RENASANT CORPORATION EXECUTIVE EMPLOYMENT AGREEMENT AMENDMENT NO. 1
EXHIBIT 10.3
RENASANT CORPORATION
AMENDMENT NO. 1
THIS AMENDMENT NO. 1 (the “Amendment”) is made and entered into by and between C. Xxxxxxxx Xxxxxxxxx (“Executive”) and Renasant Corporation, a Mississippi corporation (the “Company”), and is intended to amend that certain Executive Employment Agreement by and between Executive and the Company, first effective as of January 1, 2016 (the “Employment Agreement”).

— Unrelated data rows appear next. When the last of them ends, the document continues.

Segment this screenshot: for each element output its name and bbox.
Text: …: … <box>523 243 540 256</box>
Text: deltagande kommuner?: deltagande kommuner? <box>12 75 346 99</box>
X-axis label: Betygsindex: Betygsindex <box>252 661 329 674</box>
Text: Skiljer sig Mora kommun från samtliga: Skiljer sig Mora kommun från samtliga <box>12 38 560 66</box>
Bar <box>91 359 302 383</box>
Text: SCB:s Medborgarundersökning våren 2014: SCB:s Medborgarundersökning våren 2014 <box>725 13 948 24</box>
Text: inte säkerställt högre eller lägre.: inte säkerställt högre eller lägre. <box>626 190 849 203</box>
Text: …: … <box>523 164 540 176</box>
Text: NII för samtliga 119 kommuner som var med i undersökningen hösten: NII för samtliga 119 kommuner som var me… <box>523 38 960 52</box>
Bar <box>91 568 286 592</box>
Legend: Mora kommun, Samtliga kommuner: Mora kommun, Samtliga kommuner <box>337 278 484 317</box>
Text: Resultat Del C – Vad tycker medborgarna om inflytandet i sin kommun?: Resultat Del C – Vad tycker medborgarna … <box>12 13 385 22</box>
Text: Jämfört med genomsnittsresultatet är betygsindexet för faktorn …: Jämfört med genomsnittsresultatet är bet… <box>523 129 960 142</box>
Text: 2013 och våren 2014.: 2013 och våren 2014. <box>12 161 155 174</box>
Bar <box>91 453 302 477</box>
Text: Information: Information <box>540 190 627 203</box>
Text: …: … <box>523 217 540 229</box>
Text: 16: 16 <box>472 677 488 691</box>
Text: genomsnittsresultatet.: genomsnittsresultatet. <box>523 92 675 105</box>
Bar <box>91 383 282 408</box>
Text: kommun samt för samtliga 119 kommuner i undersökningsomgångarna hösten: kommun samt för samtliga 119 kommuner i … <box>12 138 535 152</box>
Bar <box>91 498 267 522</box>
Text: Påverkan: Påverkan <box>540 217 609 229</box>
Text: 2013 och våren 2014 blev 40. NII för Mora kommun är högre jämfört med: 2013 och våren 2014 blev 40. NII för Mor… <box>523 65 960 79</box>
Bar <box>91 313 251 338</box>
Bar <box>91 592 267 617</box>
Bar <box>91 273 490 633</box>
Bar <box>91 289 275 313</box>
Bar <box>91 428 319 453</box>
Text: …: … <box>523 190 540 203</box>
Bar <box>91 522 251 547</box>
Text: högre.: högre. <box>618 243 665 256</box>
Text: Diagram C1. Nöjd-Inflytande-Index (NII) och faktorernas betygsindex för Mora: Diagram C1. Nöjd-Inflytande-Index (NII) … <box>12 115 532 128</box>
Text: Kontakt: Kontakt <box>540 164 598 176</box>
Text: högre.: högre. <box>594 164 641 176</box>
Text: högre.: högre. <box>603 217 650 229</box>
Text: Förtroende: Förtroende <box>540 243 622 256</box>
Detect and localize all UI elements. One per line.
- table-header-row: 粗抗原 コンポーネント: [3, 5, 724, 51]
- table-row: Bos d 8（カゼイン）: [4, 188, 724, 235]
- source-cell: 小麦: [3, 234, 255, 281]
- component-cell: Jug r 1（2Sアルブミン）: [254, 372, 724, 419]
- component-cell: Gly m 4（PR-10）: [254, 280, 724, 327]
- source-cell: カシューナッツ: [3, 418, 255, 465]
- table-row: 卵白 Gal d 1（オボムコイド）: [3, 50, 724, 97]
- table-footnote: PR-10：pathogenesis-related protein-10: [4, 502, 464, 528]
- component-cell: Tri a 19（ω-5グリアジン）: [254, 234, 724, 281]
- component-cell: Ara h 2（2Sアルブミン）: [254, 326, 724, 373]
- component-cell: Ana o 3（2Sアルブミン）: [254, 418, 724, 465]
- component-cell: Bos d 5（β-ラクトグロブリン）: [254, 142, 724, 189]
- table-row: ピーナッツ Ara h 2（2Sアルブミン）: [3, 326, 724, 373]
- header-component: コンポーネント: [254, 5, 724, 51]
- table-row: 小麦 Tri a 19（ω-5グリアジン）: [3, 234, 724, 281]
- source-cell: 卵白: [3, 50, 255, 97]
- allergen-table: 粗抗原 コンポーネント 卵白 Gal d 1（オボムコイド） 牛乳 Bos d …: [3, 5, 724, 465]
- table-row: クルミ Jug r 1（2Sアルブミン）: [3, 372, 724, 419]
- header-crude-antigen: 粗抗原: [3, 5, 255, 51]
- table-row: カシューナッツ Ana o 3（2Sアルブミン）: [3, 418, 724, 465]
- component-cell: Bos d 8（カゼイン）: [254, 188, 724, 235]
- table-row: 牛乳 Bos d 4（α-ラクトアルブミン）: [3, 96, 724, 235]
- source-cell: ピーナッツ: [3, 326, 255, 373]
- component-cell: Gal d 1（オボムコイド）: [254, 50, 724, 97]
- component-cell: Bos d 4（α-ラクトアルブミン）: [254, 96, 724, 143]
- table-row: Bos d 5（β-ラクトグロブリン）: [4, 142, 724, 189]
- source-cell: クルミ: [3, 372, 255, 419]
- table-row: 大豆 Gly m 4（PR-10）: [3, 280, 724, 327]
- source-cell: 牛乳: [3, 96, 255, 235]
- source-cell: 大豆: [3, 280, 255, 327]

1. Effectiveness and Construction. This Amendment shall be effective as of January 1, 2018; in all other respects, the terms of the Employment Agreement are hereby ratified and confirmed and shall remain in full force and effect.
2. Executive’s Separation from Service In Connection With a Change in Control. Section 5.2(c) of the Employment Agreement shall be amended to read in its entirety as follows:
“c. | A cash payment equal to 2.99 times the aggregate of Executive’s (i) Base Compensation in effect prior to the Change in Control, determined without regard to any reduction thereof giving rise to a Constructive Termination, and (ii) average bonus paid under the PBRP with respect to the Company’s two whole fiscal years preceding such Change in Control; such aggregate amount to be paid in the form of a single-sum not more than 60 days following Executive’s Separation Date.” |
3. Section 409A. The following subsection (g) shall be added to Section 7.16 of the Employment Agreement to read in its entirety as follows:
“(g) | Notwithstanding any provision of this Agreement to the contrary, any amount that could be paid in one of two calendar years hereunder shall be paid in the second such year.” |
THIS AMENDMENT was approved by the Board of Directors of the Company on December 20, 2017, to be effective as provided herein.